Bottom Line: Two recent studies reduced the theta rhythm by inactivating the medial septum (MS) and demonstrated a correlated reduction in the characteristic hexagonal spatial firing patterns of grid cells.In particular, the adverse effects of MS inactivation on grid cells can be understood in terms of how the concomitant reduction in cholinergic inputs may increase the conductances of leak potassium (K(+)) and slow and medium after-hyperpolarization (sAHP and mAHP) channels.These results demonstrate how models of grid cell self-organization can provide new insights into the relationship between brain learning and oscillatory dynamics.

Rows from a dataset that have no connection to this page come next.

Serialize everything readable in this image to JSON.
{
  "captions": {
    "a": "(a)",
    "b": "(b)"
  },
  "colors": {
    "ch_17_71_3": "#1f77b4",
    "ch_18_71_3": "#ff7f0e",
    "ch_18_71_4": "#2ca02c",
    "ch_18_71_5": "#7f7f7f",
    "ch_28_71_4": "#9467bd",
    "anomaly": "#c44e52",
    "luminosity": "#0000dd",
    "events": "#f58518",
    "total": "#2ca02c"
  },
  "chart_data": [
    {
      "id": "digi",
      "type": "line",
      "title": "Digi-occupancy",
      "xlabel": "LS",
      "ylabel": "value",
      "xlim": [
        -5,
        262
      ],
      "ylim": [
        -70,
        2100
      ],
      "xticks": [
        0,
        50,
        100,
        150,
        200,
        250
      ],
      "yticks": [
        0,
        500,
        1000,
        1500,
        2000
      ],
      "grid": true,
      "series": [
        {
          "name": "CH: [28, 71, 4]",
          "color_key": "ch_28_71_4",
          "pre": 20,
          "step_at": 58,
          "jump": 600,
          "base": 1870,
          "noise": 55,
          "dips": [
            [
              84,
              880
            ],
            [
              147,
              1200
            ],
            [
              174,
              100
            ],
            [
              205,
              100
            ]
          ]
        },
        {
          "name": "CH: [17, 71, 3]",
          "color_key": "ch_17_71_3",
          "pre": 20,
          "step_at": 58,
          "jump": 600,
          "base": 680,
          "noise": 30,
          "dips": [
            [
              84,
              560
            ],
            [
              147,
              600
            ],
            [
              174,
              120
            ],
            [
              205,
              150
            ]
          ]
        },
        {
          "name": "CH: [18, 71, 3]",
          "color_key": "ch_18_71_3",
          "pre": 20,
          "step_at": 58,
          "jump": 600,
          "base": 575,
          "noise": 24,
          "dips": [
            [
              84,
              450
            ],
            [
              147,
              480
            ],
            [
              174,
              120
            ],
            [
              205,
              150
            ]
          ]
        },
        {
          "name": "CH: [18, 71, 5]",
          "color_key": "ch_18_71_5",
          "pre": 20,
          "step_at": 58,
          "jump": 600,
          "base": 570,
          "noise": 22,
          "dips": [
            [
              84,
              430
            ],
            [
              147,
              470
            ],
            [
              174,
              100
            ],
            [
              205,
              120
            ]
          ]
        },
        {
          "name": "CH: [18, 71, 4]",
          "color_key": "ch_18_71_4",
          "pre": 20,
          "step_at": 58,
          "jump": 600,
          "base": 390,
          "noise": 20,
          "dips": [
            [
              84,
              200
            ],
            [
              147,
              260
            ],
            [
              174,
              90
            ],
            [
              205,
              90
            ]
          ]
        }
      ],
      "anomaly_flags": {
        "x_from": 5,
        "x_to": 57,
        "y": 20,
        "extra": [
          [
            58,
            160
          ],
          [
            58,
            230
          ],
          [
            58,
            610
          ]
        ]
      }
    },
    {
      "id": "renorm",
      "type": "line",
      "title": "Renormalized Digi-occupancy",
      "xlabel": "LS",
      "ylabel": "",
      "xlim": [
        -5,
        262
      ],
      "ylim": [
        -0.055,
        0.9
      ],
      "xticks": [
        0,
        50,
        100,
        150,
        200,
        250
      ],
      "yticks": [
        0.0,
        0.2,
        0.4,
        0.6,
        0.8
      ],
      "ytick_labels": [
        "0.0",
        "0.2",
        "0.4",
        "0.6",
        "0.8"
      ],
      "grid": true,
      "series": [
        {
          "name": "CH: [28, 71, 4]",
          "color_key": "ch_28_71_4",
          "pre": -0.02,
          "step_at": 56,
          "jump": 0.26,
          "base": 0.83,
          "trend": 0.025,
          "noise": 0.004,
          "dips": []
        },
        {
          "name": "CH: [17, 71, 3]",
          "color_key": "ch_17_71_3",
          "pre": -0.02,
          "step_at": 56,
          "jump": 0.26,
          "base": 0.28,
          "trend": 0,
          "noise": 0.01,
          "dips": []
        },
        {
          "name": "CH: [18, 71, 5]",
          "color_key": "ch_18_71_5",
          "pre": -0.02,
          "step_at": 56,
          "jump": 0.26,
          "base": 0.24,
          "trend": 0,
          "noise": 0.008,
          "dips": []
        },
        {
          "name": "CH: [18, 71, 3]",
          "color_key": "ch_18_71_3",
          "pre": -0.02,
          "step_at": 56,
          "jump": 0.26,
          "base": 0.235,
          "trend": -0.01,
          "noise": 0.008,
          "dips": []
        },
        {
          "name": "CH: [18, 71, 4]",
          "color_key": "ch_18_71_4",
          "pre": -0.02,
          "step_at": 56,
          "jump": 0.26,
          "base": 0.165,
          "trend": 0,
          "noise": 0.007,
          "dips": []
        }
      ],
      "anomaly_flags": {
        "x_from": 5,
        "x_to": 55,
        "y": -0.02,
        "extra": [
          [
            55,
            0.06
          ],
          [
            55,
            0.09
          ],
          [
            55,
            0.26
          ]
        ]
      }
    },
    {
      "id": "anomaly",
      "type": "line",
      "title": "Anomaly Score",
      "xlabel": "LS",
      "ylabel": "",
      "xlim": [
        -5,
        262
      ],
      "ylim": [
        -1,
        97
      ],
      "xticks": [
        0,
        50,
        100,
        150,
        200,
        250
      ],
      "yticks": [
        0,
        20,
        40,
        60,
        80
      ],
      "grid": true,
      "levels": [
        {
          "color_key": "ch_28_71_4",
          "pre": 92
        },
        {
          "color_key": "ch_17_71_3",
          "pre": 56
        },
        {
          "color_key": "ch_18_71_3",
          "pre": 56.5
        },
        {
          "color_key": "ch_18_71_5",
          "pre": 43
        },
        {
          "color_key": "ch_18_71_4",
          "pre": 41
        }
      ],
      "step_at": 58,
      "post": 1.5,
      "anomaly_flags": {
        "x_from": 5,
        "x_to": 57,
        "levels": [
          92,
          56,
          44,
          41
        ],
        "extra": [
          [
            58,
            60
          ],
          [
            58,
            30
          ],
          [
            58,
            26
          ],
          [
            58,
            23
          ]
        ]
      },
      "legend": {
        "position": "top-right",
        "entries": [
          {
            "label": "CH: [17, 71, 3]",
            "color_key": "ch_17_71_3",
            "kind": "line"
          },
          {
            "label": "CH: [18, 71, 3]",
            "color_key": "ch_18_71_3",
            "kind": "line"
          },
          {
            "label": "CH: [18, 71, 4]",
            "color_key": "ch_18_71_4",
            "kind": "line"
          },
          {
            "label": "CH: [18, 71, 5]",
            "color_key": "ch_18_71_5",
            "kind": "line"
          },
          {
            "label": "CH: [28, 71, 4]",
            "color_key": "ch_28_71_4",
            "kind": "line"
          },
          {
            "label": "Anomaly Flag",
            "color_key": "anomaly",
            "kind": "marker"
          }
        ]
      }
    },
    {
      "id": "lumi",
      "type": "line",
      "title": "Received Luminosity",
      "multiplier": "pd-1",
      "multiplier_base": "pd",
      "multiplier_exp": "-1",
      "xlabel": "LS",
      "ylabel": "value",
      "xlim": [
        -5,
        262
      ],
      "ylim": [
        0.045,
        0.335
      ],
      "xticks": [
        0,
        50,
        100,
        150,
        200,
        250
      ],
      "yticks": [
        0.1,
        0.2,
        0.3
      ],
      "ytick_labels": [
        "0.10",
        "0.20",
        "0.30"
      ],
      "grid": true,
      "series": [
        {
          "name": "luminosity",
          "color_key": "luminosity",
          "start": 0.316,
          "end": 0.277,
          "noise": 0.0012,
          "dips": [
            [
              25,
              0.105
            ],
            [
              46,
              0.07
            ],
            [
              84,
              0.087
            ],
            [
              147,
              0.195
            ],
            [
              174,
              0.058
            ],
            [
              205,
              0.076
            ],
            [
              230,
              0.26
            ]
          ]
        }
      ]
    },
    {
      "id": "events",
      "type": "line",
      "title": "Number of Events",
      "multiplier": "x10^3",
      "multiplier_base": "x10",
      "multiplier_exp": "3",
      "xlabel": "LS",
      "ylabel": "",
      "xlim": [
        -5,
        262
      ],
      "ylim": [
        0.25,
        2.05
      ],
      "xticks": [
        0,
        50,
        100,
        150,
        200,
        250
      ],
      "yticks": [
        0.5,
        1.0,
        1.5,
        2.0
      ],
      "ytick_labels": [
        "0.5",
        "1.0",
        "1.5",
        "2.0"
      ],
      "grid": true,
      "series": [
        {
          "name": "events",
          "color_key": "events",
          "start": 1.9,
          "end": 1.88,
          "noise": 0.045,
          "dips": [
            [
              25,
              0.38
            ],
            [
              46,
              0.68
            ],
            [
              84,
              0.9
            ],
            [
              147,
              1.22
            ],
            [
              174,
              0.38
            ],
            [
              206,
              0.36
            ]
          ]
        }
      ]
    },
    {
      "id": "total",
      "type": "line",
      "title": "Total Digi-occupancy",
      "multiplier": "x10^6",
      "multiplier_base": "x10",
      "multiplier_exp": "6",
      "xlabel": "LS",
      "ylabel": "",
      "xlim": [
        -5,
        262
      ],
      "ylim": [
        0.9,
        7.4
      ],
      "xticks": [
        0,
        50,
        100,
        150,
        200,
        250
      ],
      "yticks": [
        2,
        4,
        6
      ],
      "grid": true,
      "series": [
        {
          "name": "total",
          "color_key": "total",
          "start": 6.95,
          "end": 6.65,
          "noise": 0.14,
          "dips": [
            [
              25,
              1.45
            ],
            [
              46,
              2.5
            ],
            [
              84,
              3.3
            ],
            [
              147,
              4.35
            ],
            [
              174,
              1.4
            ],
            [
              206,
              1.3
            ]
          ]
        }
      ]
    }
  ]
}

View Article: PubMed Central - PubMed

Affiliation: Center for Neural and Emergent Systems, Information and Systems Sciences Laboratory, HRL Laboratories Malibu, CA, USA.

ABSTRACT
Oscillations in the coordinated firing of brain neurons have been proposed to play important roles in perception, cognition, attention, learning, navigation, and sensory-motor control. The network theta rhythm has been associated with properties of spatial navigation, as has the firing of entorhinal grid cells and hippocampal place cells. Two recent studies reduced the theta rhythm by inactivating the medial septum (MS) and demonstrated a correlated reduction in the characteristic hexagonal spatial firing patterns of grid cells. These results, along with properties of intrinsic membrane potential oscillations (MPOs) in slice preparations of medial entorhinal cortex (MEC), have been interpreted to support oscillatory interference models of grid cell firing. The current article shows that an alternative self-organizing map (SOM) model of grid cells can explain these data about intrinsic and network oscillations without invoking oscillatory interference. In particular, the adverse effects of MS inactivation on grid cells can be understood in terms of how the concomitant reduction in cholinergic inputs may increase the conductances of leak potassium (K(+)) and slow and medium after-hyperpolarization (sAHP and mAHP) channels. This alternative model can also explain data that are problematic for oscillatory interference models, including how knockout of the HCN1 gene in mice, which flattens the dorsoventral gradient in MPO frequency and resonance frequency, does not affect the development of the grid cell dorsoventral gradient of spatial scales, and how hexagonal grid firing fields in bats can occur even in the absence of theta band modulation. These results demonstrate how models of grid cell self-organization can provide new insights into the relationship between brain learning and oscillatory dynamics.